A witness, Sherif Abu Aisha, said people started running when they saw a light that they thought was from aid trucks, but as they got close, they realised it was Israel’s tanks. That’s when the army started firing, he told The Associated Press. He said his uncle was among those killed.
“We went because there is no food … and nothing was distributed,” he said.On Saturday evening, Israeli forces killed at least 11 people and wounded 120 others when they fired toward crowds who tried to get food from an entering UN convoy, Dr Mohamed Abu Selmiyah, director of Shifa hospital, told the AP.
“We are expecting the numbers to surge in the next few hours,” he said. There was no immediate Israeli military comment.
Elsewhere, those killed in strikes included four people in an apartment building in Gaza City, hospital staff and the ambulance service said. Another Israeli strike killed at least eight, including four children, in the crowded tent camp of Muwasi in the southern city of Khan Younis, according to the Nasser hospital.
Also in Khan Younis, Israeli forces opened fire and killed at least nine people trying to get aid entering Gaza through the Morag corridor, according to the hospital’s morgue records. There was no immediate comment from Israel’s military.
Saturday’s Zikim shootings came days after at least 80 Palestinians were killed trying to reach aid entering through the crossing, one of the deadliest days for aid-seekers in 21 months of war.

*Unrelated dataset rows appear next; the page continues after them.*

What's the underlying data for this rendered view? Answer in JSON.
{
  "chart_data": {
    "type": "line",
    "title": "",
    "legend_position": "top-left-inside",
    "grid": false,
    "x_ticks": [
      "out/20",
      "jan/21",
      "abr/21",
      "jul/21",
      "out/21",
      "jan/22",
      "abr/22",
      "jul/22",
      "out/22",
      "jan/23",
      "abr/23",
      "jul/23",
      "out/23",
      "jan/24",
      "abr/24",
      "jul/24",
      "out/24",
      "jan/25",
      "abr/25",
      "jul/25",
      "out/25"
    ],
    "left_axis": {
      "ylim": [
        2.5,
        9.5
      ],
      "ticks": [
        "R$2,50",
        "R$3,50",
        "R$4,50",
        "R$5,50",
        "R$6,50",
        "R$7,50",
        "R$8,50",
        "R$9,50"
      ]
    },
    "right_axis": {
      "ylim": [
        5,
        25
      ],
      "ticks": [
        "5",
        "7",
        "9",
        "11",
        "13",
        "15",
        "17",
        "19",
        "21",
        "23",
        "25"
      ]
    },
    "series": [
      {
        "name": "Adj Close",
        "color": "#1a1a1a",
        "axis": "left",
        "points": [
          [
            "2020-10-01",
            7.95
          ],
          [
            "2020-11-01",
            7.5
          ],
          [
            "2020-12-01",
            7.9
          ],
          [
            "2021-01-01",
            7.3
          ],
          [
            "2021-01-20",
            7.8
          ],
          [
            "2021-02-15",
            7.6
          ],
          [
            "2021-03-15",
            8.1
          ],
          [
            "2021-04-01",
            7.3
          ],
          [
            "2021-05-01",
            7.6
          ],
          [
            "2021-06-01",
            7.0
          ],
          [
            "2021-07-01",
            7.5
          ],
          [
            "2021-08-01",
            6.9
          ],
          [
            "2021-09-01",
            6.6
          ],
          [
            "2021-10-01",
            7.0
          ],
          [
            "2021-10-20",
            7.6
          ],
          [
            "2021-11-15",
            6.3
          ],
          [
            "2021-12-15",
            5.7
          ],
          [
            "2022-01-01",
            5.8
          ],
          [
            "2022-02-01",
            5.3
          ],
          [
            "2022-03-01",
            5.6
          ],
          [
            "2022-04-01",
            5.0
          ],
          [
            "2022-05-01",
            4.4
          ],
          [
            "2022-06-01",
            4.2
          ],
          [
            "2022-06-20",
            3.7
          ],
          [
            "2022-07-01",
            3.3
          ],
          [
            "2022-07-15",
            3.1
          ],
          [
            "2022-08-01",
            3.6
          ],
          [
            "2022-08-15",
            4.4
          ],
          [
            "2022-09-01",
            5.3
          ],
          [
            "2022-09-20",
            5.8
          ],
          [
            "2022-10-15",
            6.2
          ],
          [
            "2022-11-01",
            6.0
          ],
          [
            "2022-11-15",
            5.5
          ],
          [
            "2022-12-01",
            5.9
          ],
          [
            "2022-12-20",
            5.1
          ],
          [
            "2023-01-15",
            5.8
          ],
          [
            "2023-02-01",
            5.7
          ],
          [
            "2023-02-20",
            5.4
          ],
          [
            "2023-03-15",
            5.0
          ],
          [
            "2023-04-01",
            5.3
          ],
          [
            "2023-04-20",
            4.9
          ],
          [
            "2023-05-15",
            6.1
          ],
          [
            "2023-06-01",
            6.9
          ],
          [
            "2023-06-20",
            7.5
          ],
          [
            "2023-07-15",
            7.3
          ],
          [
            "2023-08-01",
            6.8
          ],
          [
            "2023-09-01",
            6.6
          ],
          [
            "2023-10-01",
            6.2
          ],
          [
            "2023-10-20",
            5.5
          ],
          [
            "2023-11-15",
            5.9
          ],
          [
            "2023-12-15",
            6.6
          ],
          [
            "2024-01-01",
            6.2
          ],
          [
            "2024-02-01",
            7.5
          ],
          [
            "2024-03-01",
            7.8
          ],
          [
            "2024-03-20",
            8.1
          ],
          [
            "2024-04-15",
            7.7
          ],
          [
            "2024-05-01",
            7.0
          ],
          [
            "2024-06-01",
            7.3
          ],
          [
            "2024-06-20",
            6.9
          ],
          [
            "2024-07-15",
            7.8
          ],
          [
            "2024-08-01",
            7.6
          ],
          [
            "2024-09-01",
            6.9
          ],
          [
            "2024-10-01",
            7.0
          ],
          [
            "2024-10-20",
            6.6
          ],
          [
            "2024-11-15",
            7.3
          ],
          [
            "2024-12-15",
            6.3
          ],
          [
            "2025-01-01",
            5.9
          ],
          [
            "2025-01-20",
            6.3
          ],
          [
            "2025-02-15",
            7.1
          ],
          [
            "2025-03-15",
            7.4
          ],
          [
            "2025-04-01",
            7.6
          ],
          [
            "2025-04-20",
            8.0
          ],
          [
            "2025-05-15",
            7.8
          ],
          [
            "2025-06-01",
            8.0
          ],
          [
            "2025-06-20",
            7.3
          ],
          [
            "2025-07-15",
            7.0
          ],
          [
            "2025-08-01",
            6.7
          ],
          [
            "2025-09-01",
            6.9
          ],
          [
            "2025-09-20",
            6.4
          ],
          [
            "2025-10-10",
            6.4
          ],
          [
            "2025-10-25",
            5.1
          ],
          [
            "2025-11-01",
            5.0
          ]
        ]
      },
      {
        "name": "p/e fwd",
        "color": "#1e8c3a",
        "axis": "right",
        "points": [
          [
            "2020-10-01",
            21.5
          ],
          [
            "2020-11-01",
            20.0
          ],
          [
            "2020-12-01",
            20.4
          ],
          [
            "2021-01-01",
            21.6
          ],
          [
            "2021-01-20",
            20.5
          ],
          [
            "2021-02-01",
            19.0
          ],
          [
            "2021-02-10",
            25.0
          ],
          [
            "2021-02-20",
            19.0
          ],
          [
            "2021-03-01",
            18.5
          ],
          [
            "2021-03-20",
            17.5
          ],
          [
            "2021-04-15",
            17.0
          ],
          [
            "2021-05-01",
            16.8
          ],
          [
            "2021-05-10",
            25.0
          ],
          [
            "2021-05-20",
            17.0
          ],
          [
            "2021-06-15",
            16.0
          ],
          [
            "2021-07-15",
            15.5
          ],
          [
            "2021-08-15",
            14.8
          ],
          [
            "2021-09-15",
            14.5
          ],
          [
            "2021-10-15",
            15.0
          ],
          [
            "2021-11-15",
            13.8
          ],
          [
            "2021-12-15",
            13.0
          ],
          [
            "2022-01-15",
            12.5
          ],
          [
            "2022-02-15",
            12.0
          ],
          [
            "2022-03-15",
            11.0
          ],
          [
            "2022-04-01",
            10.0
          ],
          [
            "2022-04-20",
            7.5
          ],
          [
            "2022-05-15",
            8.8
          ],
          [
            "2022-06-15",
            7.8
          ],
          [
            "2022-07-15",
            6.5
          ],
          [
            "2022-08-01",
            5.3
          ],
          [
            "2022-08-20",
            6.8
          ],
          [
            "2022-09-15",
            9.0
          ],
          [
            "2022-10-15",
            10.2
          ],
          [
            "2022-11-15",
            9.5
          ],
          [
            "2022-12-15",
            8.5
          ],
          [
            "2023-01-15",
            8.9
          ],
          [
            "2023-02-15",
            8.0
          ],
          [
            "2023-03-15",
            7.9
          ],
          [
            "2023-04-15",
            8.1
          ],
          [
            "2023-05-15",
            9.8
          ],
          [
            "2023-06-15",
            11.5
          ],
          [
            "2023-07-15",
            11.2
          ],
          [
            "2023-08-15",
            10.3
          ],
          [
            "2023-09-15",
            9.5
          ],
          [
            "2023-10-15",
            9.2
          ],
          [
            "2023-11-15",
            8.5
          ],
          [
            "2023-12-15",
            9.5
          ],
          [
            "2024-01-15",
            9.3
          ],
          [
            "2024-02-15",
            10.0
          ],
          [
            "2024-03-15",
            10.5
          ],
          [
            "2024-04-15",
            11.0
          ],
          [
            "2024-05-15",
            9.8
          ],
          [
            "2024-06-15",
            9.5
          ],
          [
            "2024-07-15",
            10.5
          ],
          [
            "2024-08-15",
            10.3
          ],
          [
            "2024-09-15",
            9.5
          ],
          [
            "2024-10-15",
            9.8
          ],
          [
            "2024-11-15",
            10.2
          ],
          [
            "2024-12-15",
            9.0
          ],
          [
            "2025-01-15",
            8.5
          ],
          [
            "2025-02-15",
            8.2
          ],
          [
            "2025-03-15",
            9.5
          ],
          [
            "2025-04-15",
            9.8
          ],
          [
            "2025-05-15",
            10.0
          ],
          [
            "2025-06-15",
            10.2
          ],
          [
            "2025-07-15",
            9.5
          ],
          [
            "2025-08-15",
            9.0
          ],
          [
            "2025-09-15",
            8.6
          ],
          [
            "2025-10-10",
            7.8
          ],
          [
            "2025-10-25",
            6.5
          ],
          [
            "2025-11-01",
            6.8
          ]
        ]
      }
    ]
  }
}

Israel faces growing international pressure. More than two dozen Western-aligned countries and over 100 charity and human rights groups have called for an end to the war, harshly criticizing Israel’s blockade and a new aid delivery model it has rolled out.
More than 1,000 Palestinians have been killed by Israeli forces since May while trying to get food, mostly near the new aid sites run by an American contractor, the UN human rights office says.
The charities and rights groups said their own staff struggled to get enough food.
“Stand for Gaza, for silence is a crime, and indifference is a betrayal of humanity,” said Father Issa Thaljieh, a Greek Orthodox priest at the Church of the Nativity in Bethlehem, as religious figures and the mayor called for prayers to end the war.